Partitioning and Clustering (for Large Tables):
For very large landing tables, consider partitioning based on a relevant date or timestamp column (like the load timestamp or update timestamp). This can significantly improve query performance and make landing table pruning more efficient.
Within partitions, explore clustering on columns frequently used in your deduplication logic (like the unique identifier and update timestamp).
Design for Append-Only Inserts
Reinforce the understanding that Reactor appends new rows to the landing table. Avoid direct updates or deletes on the landing table itself, as this can complicate your deduplication and historical tracking strategies.

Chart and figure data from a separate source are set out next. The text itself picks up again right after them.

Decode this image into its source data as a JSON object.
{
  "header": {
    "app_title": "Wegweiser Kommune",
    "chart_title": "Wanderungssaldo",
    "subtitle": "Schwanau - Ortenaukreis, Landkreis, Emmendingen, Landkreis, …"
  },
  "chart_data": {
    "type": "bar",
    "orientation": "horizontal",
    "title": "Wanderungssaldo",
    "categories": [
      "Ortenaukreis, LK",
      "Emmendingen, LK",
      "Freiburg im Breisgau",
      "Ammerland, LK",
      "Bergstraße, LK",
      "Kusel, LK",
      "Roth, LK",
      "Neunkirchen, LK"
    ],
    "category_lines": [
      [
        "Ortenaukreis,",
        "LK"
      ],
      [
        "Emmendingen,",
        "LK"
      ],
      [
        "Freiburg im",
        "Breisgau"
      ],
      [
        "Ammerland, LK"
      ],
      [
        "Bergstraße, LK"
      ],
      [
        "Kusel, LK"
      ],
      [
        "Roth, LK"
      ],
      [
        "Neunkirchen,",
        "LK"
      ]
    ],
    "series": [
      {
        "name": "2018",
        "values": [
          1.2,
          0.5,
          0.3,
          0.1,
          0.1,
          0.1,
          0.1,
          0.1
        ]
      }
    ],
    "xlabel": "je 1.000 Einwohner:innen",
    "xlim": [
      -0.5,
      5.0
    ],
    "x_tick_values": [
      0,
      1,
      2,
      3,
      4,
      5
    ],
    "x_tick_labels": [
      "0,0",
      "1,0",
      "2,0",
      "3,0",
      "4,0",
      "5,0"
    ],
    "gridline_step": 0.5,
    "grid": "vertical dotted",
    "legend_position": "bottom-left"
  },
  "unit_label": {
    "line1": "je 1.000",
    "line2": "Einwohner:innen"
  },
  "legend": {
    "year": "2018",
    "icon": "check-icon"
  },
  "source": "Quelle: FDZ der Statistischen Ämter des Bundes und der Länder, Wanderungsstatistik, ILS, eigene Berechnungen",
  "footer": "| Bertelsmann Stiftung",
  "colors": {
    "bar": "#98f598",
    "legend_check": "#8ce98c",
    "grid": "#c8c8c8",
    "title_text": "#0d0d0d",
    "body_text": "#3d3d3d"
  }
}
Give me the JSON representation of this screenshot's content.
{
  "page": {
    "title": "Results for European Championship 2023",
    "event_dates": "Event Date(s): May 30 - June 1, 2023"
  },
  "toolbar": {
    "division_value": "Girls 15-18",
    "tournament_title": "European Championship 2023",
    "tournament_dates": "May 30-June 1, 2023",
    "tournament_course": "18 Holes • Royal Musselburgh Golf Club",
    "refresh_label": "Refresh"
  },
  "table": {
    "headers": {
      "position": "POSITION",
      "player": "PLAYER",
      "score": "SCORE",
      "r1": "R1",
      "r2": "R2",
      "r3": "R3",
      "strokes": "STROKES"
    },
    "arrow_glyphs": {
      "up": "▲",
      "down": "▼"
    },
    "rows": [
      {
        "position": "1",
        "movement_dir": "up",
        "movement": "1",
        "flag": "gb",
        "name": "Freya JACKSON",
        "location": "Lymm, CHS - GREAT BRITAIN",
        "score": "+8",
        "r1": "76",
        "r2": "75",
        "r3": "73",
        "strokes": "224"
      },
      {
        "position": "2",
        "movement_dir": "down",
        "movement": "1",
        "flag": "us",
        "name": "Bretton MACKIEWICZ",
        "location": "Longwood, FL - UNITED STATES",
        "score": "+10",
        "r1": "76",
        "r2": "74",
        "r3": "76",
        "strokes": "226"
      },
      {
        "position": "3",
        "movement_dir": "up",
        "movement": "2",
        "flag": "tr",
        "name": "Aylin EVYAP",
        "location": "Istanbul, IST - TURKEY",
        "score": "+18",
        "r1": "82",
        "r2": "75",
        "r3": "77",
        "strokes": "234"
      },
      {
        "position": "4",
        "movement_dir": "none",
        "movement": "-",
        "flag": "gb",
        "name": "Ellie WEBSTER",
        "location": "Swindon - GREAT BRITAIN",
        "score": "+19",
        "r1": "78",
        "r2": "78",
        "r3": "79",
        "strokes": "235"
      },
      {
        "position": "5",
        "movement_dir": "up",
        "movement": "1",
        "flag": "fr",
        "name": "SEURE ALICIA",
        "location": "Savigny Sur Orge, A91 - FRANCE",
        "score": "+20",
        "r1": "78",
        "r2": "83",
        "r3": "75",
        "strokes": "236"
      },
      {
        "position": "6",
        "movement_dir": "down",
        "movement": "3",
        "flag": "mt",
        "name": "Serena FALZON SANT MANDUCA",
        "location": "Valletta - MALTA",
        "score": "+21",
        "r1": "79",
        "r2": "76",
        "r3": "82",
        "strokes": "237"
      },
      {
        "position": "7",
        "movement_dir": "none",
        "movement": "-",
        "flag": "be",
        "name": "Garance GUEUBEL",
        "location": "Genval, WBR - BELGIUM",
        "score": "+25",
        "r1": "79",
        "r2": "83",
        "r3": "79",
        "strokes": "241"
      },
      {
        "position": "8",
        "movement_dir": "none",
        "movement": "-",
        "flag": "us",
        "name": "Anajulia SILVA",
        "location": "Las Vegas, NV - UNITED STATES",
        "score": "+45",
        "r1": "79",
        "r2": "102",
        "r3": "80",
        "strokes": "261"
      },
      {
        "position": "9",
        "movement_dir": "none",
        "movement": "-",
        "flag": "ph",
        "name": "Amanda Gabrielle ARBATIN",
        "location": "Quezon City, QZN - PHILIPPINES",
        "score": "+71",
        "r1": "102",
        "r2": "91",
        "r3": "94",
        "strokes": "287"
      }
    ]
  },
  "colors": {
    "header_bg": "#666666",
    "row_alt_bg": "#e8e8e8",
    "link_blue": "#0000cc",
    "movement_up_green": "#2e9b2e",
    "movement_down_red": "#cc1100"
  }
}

Establish Clear Deduplication Strategies
We highly recommend building a deduplication view on top of your landing table to ensure your analytical efforts are laser-focused on the most current information and avoid any data duplication headaches. Think of this view as a smart filter, ensuring that only the latest and greatest version of each record shines through, leading to more accurate and efficient data analysis.
- Define the primary key or unique identifier that will be used for deduplication for each landing table.
- Determine the column that indicates the order of updates (typically a timestamp).
- Document the specific deduplication logic implemented in your views.
See Keeping Your Data Warehouse Lean and Insightful for more details on deduplication and an example deduplication query.
Implement Robust Landing Table Pruning Policies
Over time, not all historical data retains its value. Holding onto this outdated information can lead to increased storage costs and potentially impact query performance. This is where landing table pruning comes in.
- Define clear retention policies for the data in your landing tables based on analytical, operational, or AI requirements.
- Establish a regular schedule for pruning stale data.
- Consider archiving older data in a separate storage location if it is needed for compliance or infrequent historical analysis.
- Document your pruning policies and procedures.
See Keeping Your Data Warehouse Lean and Insightful for more details on pruning and example pruning queries.
Monitoring and Alerting
Implement monitoring to track the size and growth of your landing tables. Set up alerts for unexpected data volumes or potential issues.
Documentation is Key
Maintain comprehensive documentation for each landing table, including its purpose, source system, column definitions, deduplication strategy, and pruning policy.